Abu Saman lives in a sprawling tent camp in a beach area on the outskirts of Rafah

Having three dogs in a tent on a Gaza beach complicates an already difficult situation, but the smile on teenager Hassan Abu Saman’s face as he strokes the animals shows that it’s all about him worth it.

He has been a dog lover since childhood and had 16 dogs before the Israel-Hamas war devastated the Gaza Strip, but when he fled the Nuserat refugee camp, he took only three of them with him: Mofaz, Lucy and Dahab camps in central Gaza.

“After the matter was resolved, I found a car to pick up the remaining people, but when I came back, I didn’t find them, they were lost.
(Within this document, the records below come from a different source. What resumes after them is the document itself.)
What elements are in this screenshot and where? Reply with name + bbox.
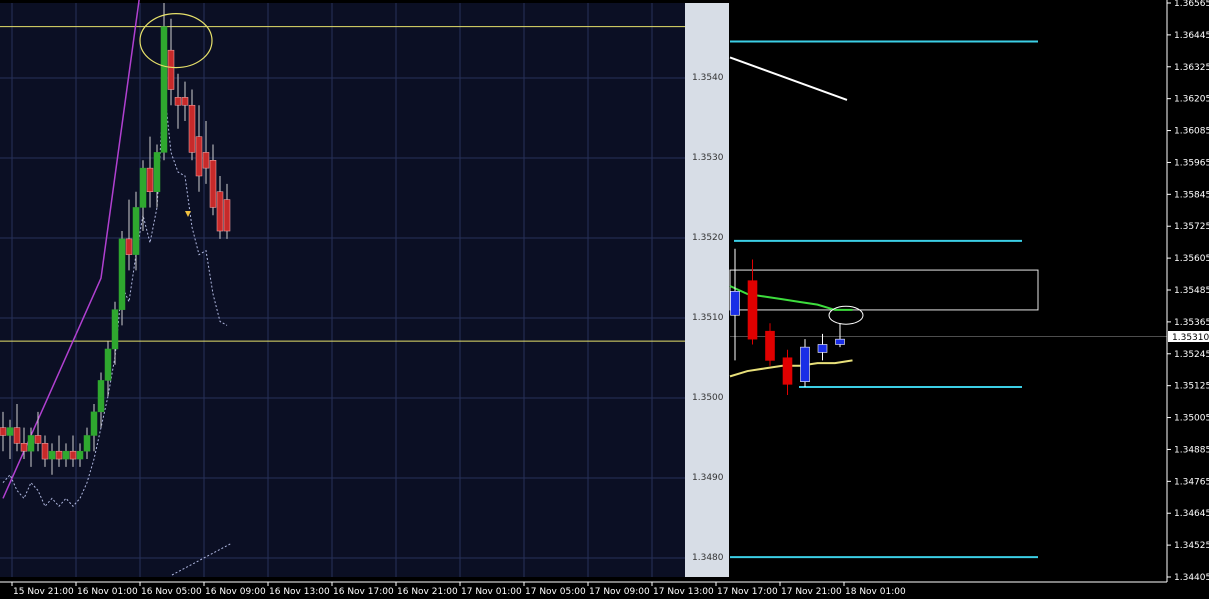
inset-candle-body — [153, 152, 161, 192]
inset-candle-body — [223, 199, 231, 232]
inset-price-label: 1.3480 — [692, 553, 724, 563]
inset-candle-body — [34, 435, 42, 444]
price-tick-label: 1.35005 — [1174, 414, 1209, 424]
inset-price-label: 1.3490 — [692, 473, 724, 483]
inset-candle-body — [97, 380, 105, 413]
inset-candle-body — [167, 49, 175, 90]
inset-zoomed-chart: 1.3540 1.3530 1.3520 1.3510 1.3500 1.3490 1.34… — [0, 0, 729, 577]
price-tick-label: 1.35365 — [1174, 318, 1209, 328]
time-tick-label: 16 Nov 17:00 — [333, 587, 394, 597]
price-tick-label: 1.36325 — [1174, 63, 1209, 73]
current-price-tag: 1.35310 — [1168, 331, 1209, 343]
candle-body — [730, 291, 740, 316]
time-tick-label: 16 Nov 13:00 — [269, 587, 330, 597]
inset-price-label: 1.3520 — [692, 233, 724, 243]
inset-candle-body — [209, 160, 217, 208]
price-tick-label: 1.35485 — [1174, 286, 1209, 296]
price-tick-label: 1.34405 — [1174, 573, 1209, 583]
inset-candle-body — [90, 411, 98, 436]
inset-price-axis — [685, 3, 729, 577]
time-tick-label: 18 Nov 01:00 — [845, 587, 906, 597]
time-tick-label: 16 Nov 09:00 — [205, 587, 266, 597]
inset-candle-body — [69, 450, 77, 460]
price-tick-label: 1.35245 — [1174, 350, 1209, 360]
price-tick-label: 1.35965 — [1174, 158, 1209, 168]
inset-price-label: 1.3500 — [692, 393, 724, 403]
time-tick-label: 17 Nov 09:00 — [589, 587, 650, 597]
inset-candle-body — [111, 309, 119, 350]
candle-body — [782, 357, 793, 385]
price-tick-label: 1.34885 — [1174, 445, 1209, 455]
price-tick-label: 1.36565 — [1174, 0, 1209, 9]
forex-chart-window: 1.36565 1.36445 1.36325 1.36205 1.36085 1.359… — [0, 0, 1209, 599]
price-tick-label: 1.35725 — [1174, 222, 1209, 232]
candle-body — [765, 330, 775, 361]
inset-candle-body — [55, 450, 63, 460]
time-tick-label: 16 Nov 05:00 — [141, 587, 202, 597]
inset-candle-body — [13, 427, 21, 444]
inset-candle-body — [202, 152, 210, 169]
current-price-label: 1.35310 — [1172, 333, 1209, 343]
time-tick-label: 17 Nov 17:00 — [717, 587, 778, 597]
inset-candle-body — [83, 435, 91, 452]
inset-background — [0, 3, 685, 577]
price-tick-label: 1.35605 — [1174, 254, 1209, 264]
inset-candle-body — [20, 443, 28, 452]
inset-candle-body — [146, 167, 154, 192]
inset-candle-body — [216, 191, 224, 232]
price-tick-label: 1.34765 — [1174, 477, 1209, 487]
candle-body — [747, 280, 758, 340]
inset-candle-body — [188, 104, 196, 153]
inset-candle-body — [62, 450, 70, 460]
price-tick-label: 1.36205 — [1174, 95, 1209, 105]
inset-candle-body — [139, 167, 147, 208]
time-tick-label: 16 Nov 01:00 — [77, 587, 138, 597]
candle-body — [835, 338, 845, 345]
time-tick-label: 17 Nov 01:00 — [461, 587, 522, 597]
time-tick-label: 17 Nov 05:00 — [525, 587, 586, 597]
price-tick-label: 1.35845 — [1174, 190, 1209, 200]
inset-candle-body — [132, 207, 140, 255]
inset-candle-body — [181, 97, 189, 106]
inset-candle-body — [104, 348, 112, 381]
price-tick-label: 1.35125 — [1174, 382, 1209, 392]
inset-price-label: 1.3510 — [692, 313, 724, 323]
inset-candle-body — [195, 136, 203, 177]
price-tick-label: 1.36085 — [1174, 127, 1209, 137]
candle-body — [800, 346, 810, 382]
inset-candle-body — [125, 238, 133, 255]
time-tick-label: 15 Nov 21:00 — [13, 587, 74, 597]
time-tick-label: 17 Nov 21:00 — [781, 587, 842, 597]
inset-candle-body — [76, 450, 84, 460]
inset-candle-body — [27, 435, 35, 452]
inset-candle-body — [118, 238, 126, 310]
inset-candle-body — [0, 427, 7, 436]
inset-price-label: 1.3530 — [692, 153, 724, 163]
inset-candle-body — [174, 97, 182, 106]
inset-candle-body — [6, 427, 14, 436]
price-tick-label: 1.34525 — [1174, 541, 1209, 551]
inset-candle-body — [48, 450, 56, 460]
price-tick-label: 1.36445 — [1174, 31, 1209, 41]
time-tick-label: 16 Nov 21:00 — [397, 587, 458, 597]
time-tick-label: 17 Nov 13:00 — [653, 587, 714, 597]
candle-body — [817, 344, 828, 353]
price-tick-label: 1.34645 — [1174, 509, 1209, 519]
inset-candle-body — [160, 26, 168, 153]
inset-candle-body — [41, 443, 49, 460]
inset-price-label: 1.3540 — [692, 73, 724, 83]
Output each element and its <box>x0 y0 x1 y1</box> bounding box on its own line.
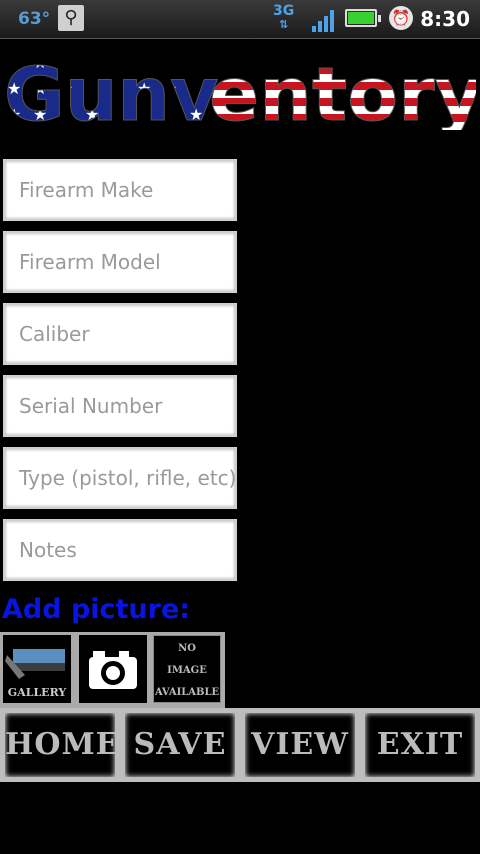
camera-icon <box>89 651 137 689</box>
picture-options: GALLERY NO IMAGE AVAILABLE <box>0 632 225 708</box>
add-picture-heading: Add picture: <box>2 594 191 625</box>
notes-field[interactable] <box>3 519 237 581</box>
type-input[interactable] <box>5 449 235 507</box>
app-logo: ★ Gunv entory <box>4 50 480 139</box>
camera-button[interactable] <box>79 635 147 703</box>
logo-text-part1: Gunv <box>4 52 218 130</box>
firearm-model-field[interactable] <box>3 231 237 293</box>
firearm-make-field[interactable] <box>3 159 237 221</box>
firearm-model-input[interactable] <box>5 233 235 291</box>
clock: 8:30 <box>420 7 470 31</box>
view-button[interactable]: VIEW <box>245 713 355 777</box>
no-image-line2: IMAGE <box>167 665 207 676</box>
signal-icon <box>312 8 338 32</box>
firearm-make-input[interactable] <box>5 161 235 219</box>
home-label: HOME <box>5 727 120 762</box>
no-image-line1: NO <box>178 643 196 654</box>
view-label: VIEW <box>251 727 349 762</box>
home-button[interactable]: HOME <box>5 713 120 777</box>
temperature: 63° <box>18 9 51 29</box>
exit-label: EXIT <box>376 727 464 762</box>
gallery-label: GALLERY <box>7 686 67 699</box>
save-button[interactable]: SAVE <box>125 713 235 777</box>
status-bar: 63° ⚲ 3G ⇅ ⏰ 8:30 <box>0 0 480 39</box>
network-type: 3G ⇅ <box>273 3 295 31</box>
type-field[interactable] <box>3 447 237 509</box>
gallery-icon <box>5 649 65 679</box>
logo-text-part2: entory <box>209 52 476 130</box>
network-label: 3G <box>273 3 295 19</box>
exit-button[interactable]: EXIT <box>365 713 475 777</box>
data-arrows-icon: ⇅ <box>279 18 289 31</box>
save-label: SAVE <box>133 727 227 762</box>
serial-number-input[interactable] <box>5 377 235 435</box>
no-image-line3: AVAILABLE <box>154 687 220 698</box>
usb-icon: ⚲ <box>58 5 84 31</box>
notes-input[interactable] <box>5 521 235 579</box>
battery-icon <box>345 9 381 27</box>
serial-number-field[interactable] <box>3 375 237 437</box>
alarm-icon: ⏰ <box>389 6 413 30</box>
caliber-field[interactable] <box>3 303 237 365</box>
bottom-nav: HOME SAVE VIEW EXIT <box>0 708 480 782</box>
caliber-input[interactable] <box>5 305 235 363</box>
no-image-thumbnail: NO IMAGE AVAILABLE <box>153 635 221 703</box>
gallery-button[interactable]: GALLERY <box>3 635 71 703</box>
logo-graphic: ★ Gunv entory <box>4 52 480 139</box>
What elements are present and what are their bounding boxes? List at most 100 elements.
I went back to look for them a second time and found them.” The house was bombed ,” said 17-year-old Abu Saman.

He is one of an estimated 1.5 million Palestinians who have flocked to Rafah in southern Gaza, near the Egyptian border, to escape an Israeli military offensive, although Israel says it plans a ground offensive there as well.

Abu Saman lives in a sprawling tent camp in a beach area on the outskirts of Rafah with his family and three dogs, who follow him wherever he goes. They were popular with the kids at camp, who took turns petting them.

Abu Saman calls the dogs “my other kind of friends” and talks about them like people.

“He had been very depressed because of the war,” he said of Mofaz, the eldest of the three.

Finding enough food is a problem for both dogs and humans, and Abu Saman said Lucy and Dahab lost weight because they usually eat a special dog food that is no longer available.

The future is uncertain for the teenager, his family and his beloved pets.

“If we come back, the house will be razed to the ground. He doesn’t have a house or anything,” he said, referring to Mofaz, whom he caressed as he spoke.

According to Israel, the war was triggered by an attack by Hamas militants on southern Israel on October 7 that left 1,200 people dead and 253 taken hostage.

Israel, vowing to destroy Hamas, launched air and ground attacks on Gaza that killed more than 29,000 people, according to local health officials. It also displaced much of its 2.3 million people, caused widespread hunger and reduced much of the territory to rubble.

(Except for the headline, this story has not been edited by NDTV staff and is published from a syndicated feed.)